The mixture of abrasive and binder is typically shaped into sticks, blocks or wheels. Aluminum oxide is the most popular abrasive but there are also other common options like silicon carbide, garnet and tungsten carbide.
Artificial sharpening stones readily available as a two sided block of bonded abrasive, each side varying in grit grade as the other. Bonded abrasives should be dressed and trued after usage.
For those who are not familiar with the term, dressing denotes cleaning the waste material from the surface to reveal fresh grit.
Dressing may necessitate that you place the abrasive under running water and brushed using a specialized brush or it may be ground against another abrasive, in order to dress a grinding wheel.
Truing, on the other hand, is the process of restoring the abrasive to its original shape (surface). Stones and wheels tend to wear unevenly, so the surface is no longer nor in the same diameter throughout. Without truing, it leads to uneven abrasion.
Also Read: Things you need to know about stone grinding
2. Coated Abrasives
This type of abrasive is made up of an abrasive fixed to paper, cloth, resin, rubber or any backing material that is flexible. Sandpaper is a widely used coated abrasive.
The minerals used in coated abrasives are often the same as the ones in bonded abrasives. A bonding agent is placed to the backing to give it a flat surface so grit is adhered.
You can shape coated abrasives for use in orbital sanders, as well as for wrapping around hand pads, or closed loops which can be used in belt grinders, and so on. Diamond tools however are usually abrasive in nature.
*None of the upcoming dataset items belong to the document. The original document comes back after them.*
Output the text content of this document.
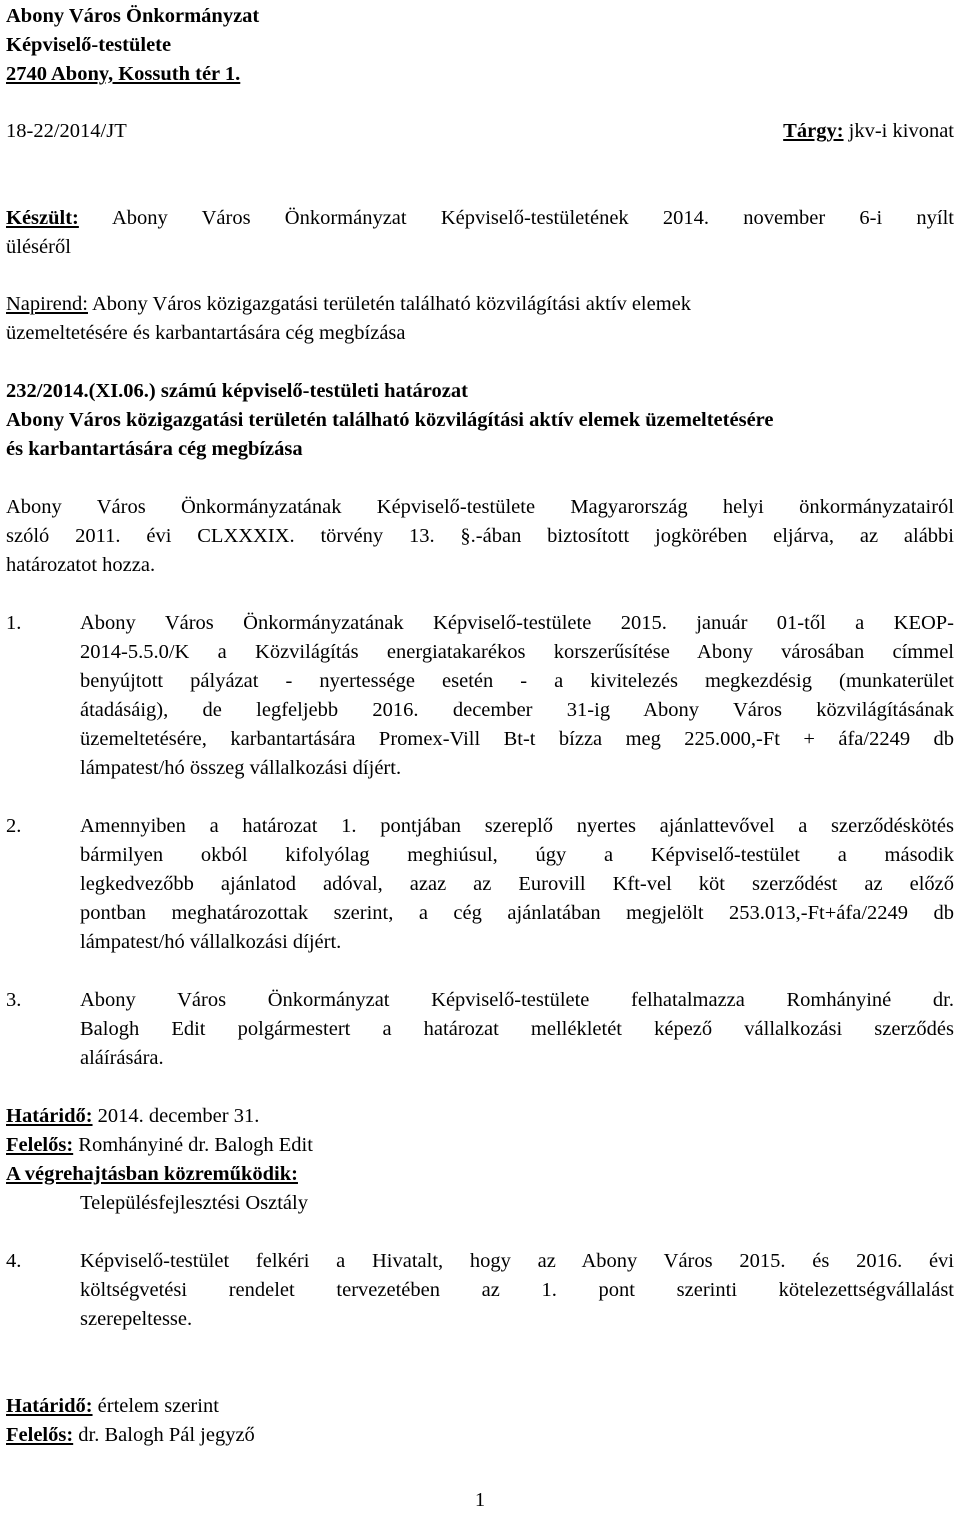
Abony Város Önkormányzat
Képviselő-testülete
2740 Abony, Kossuth tér 1.
18-22/2014/JT	Tárgy: jkv-i kivonat
Készült: Abony Város Önkormányzat Képviselő-testületének 2014. november 6-i nyílt
üléséről
Napirend: Abony Város közigazgatási területén található közvilágítási aktív elemek
üzemeltetésére és karbantartására cég megbízása
232/2014.(XI.06.) számú képviselő-testületi határozat
Abony Város közigazgatási területén található közvilágítási aktív elemek üzemeltetésére
és karbantartására cég megbízása
Abony Város Önkormányzatának Képviselő-testülete Magyarország helyi önkormányzatairól
szóló 2011. évi CLXXXIX. törvény 13. §.-ában biztosított jogkörében eljárva, az alábbi
határozatot hozza.
1.	Abony Város Önkormányzatának Képviselő-testülete 2015. január 01-től a KEOP-
2014-5.5.0/K a Közvilágítás energiatakarékos korszerűsítése Abony városában címmel
benyújtott pályázat - nyertessége esetén - a kivitelezés megkezdésig (munkaterület
átadásáig), de legfeljebb 2016. december 31-ig Abony Város közvilágításának
üzemeltetésére, karbantartására Promex-Vill Bt-t bízza meg 225.000,-Ft + áfa/2249 db
lámpatest/hó összeg vállalkozási díjért.
2.	Amennyiben a határozat 1. pontjában szereplő nyertes ajánlattevővel a szerződéskötés
bármilyen okból kifolyólag meghiúsul, úgy a Képviselő-testület a második
legkedvezőbb ajánlatod adóval, azaz az Eurovill Kft-vel köt szerződést az előző
pontban meghatározottak szerint, a cég ajánlatában megjelölt 253.013,-Ft+áfa/2249 db
lámpatest/hó vállalkozási díjért.
3.	Abony Város Önkormányzat Képviselő-testülete felhatalmazza Romhányiné dr.
Balogh Edit polgármestert a határozat mellékletét képező vállalkozási szerződés
aláírására.
Határidő: 2014. december 31.
Felelős: Romhányiné dr. Balogh Edit
A végrehajtásban közreműködik:
Településfejlesztési Osztály
4.	Képviselő-testület felkéri a Hivatalt, hogy az Abony Város 2015. és 2016. évi
költségvetési rendelet tervezetében az 1. pont szerinti kötelezettségvállalást
szerepeltesse.
Határidő: értelem szerint
Felelős: dr. Balogh Pál jegyző
1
Safety When Using a Die Grinder
The one thing that every operator from any part of the globe agrees on is the use of safety glasses to protect the eyes when using a die grinder. But of course, various locations also have their own personal protection guidelines when operating this machine.
These include: Having eye and face protection, such as a face shield, which refers to a polycarbonate window, that hang from a headband to cover one’s face when using the die grinder.
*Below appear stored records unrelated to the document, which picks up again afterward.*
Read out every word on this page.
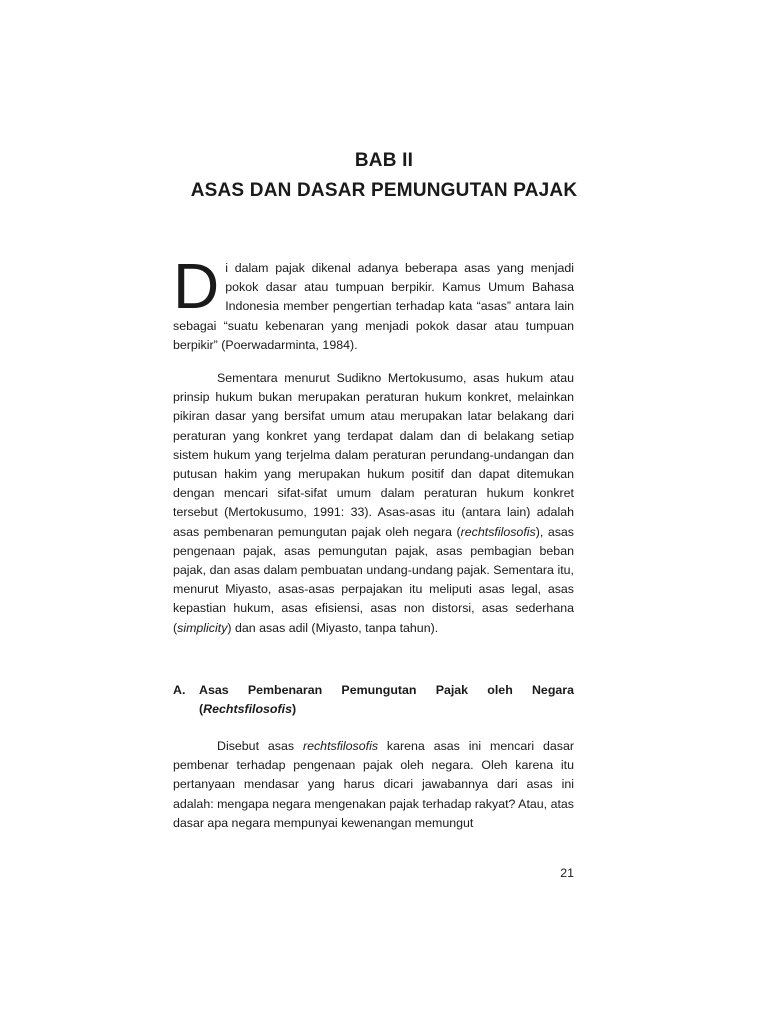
BAB II
ASAS DAN DASAR PEMUNGUTAN PAJAK
Di dalam pajak dikenal adanya beberapa asas yang menjadi pokok dasar atau tumpuan berpikir. Kamus Umum Bahasa Indonesia member pengertian terhadap kata “asas” antara lain sebagai “suatu kebenaran yang menjadi pokok dasar atau tumpuan berpikir” (Poerwadarminta, 1984).
Sementara menurut Sudikno Mertokusumo, asas hukum atau prinsip hukum bukan merupakan peraturan hukum konkret, melainkan pikiran dasar yang bersifat umum atau merupakan latar belakang dari peraturan yang konkret yang terdapat dalam dan di belakang setiap sistem hukum yang terjelma dalam peraturan perundang-undangan dan putusan hakim yang merupakan hukum positif dan dapat ditemukan dengan mencari sifat-sifat umum dalam peraturan hukum konkret tersebut (Mertokusumo, 1991: 33). Asas-asas itu (antara lain) adalah asas pembenaran pemungutan pajak oleh negara (rechtsfilosofis), asas pengenaan pajak, asas pemungutan pajak, asas pembagian beban pajak, dan asas dalam pembuatan undang-undang pajak. Sementara itu, menurut Miyasto, asas-asas perpajakan itu meliputi asas legal, asas kepastian hukum, asas efisiensi, asas non distorsi, asas sederhana (simplicity) dan asas adil (Miyasto, tanpa tahun).
A. Asas Pembenaran Pemungutan Pajak oleh Negara
(Rechtsfilosofis)
Disebut asas rechtsfilosofis karena asas ini mencari dasar pembenar terhadap pengenaan pajak oleh negara. Oleh karena itu pertanyaan mendasar yang harus dicari jawabannya dari asas ini adalah: mengapa negara mengenakan pajak terhadap rakyat? Atau, atas dasar apa negara mempunyai kewenangan memungut
21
Use eye protectors in clear versions with various levels of shading.Use hearing protection, like headphones and ear plugs. Remember that die grinders can be very noisy and using it for hours on end can significantly impact your hearing over time.Have sufficient skin protection.
This means you’ll need work gloves and even fire-retardant clothing in some cases because operating the grinder can cause sparks which may be a fire hazard.
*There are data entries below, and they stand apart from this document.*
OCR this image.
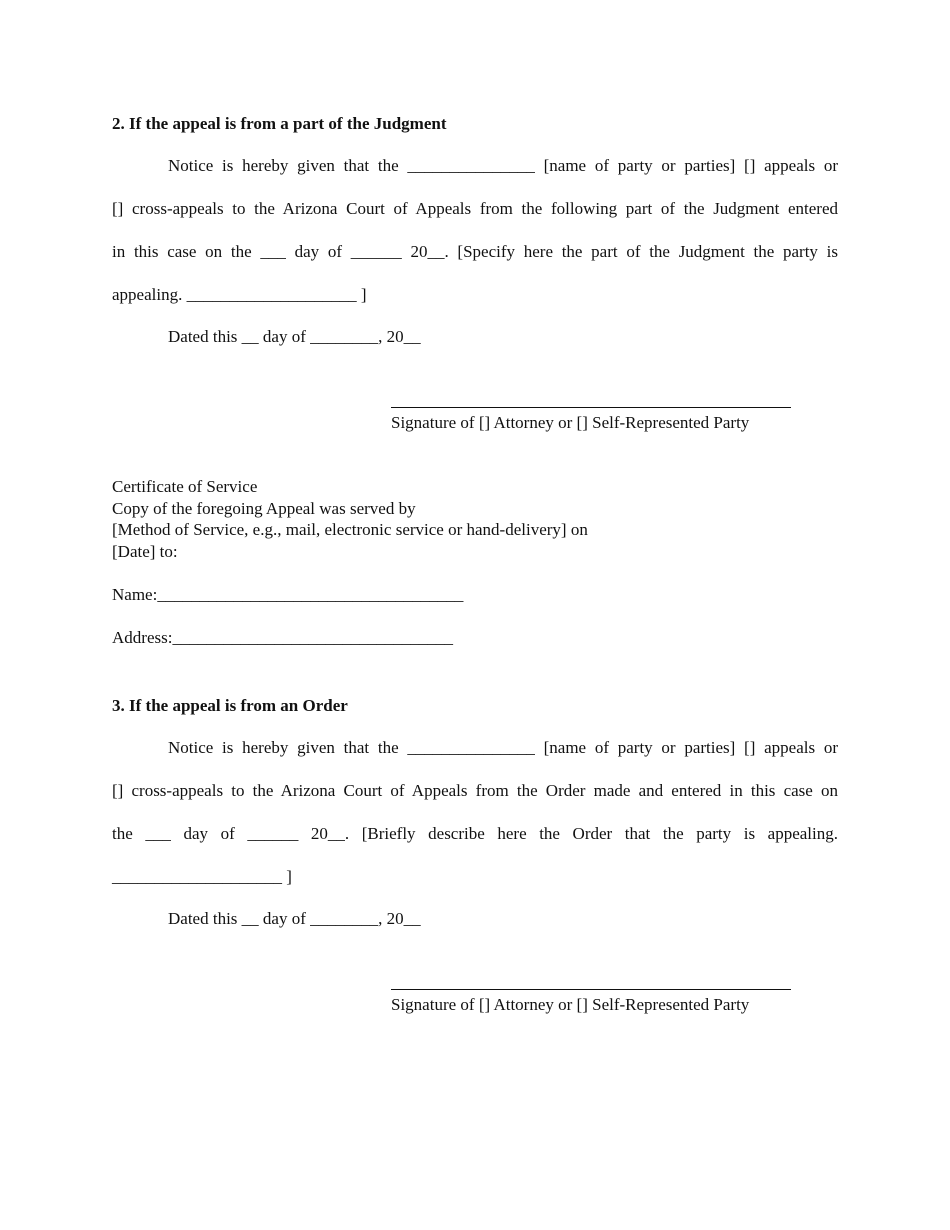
2. If the appeal is from a part of the Judgment
Notice is hereby given that the _______________ [name of party or parties] [] appeals or
[] cross-appeals to the Arizona Court of Appeals from the following part of the Judgment entered
in this case on the ___ day of ______ 20__. [Specify here the part of the Judgment the party is
appealing. ____________________ ]
Dated this __ day of ________, 20__
Signature of [] Attorney or [] Self-Represented Party
Certificate of Service
Copy of the foregoing Appeal was served by
[Method of Service, e.g., mail, electronic service or hand-delivery] on
[Date] to:
Name:____________________________________
Address:_________________________________
3. If the appeal is from an Order
Notice is hereby given that the _______________ [name of party or parties] [] appeals or
[] cross-appeals to the Arizona Court of Appeals from the Order made and entered in this case on
the ___ day of ______ 20__. [Briefly describe here the Order that the party is appealing.
____________________ ]
Dated this __ day of ________, 20__
Signature of [] Attorney or [] Self-Represented Party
Have sufficient protection against the respiratory and alimentary tracts. Such protective gear include a paper mask or even in some cases, a respirator especially if the operator has breathing issues.
Also Read: Safety rules for die grinding
Do Die Grinders Have Safety Features?
The short and simple answer is YES. They are equipped with features that significantly enhance safety of the user and reduces risks of accidents. But of course, they’re never foolproof. In any case, here are some of its safety features:
Majority of pneumatic die grinders have a spring-loaded “kickstand” mechanism for the throttle. And this is located between the grinder’s body and the throttle lever.
This feature keeps the throttle from opening unless it is intentionally done by the operator. It also prevents accidental activation.
This kickstand mechanism is similar in principle to a gun’s safety catch. Die grinders that have electric motors also have safety features unique to them. These features include grounded cases as well as double insulation.
The grounded cases are connected to a grounding conductor. Some tools have both while others have one or the other.
A die grinder is without a doubt a very versatile handheld tool that can work with metal, plastic or wood. It works by rotating at speeds measured in RPM. Some of the best die grinders can reach as much as 30,000 RPM so it will be able to work on any material without a problem at all.
The key to getting the most out of this tool is to be familiar with its operation and to be aware of the best applications and material to use for your project. It’s also just as important to be aware of all the safety guidelines when using this equipment.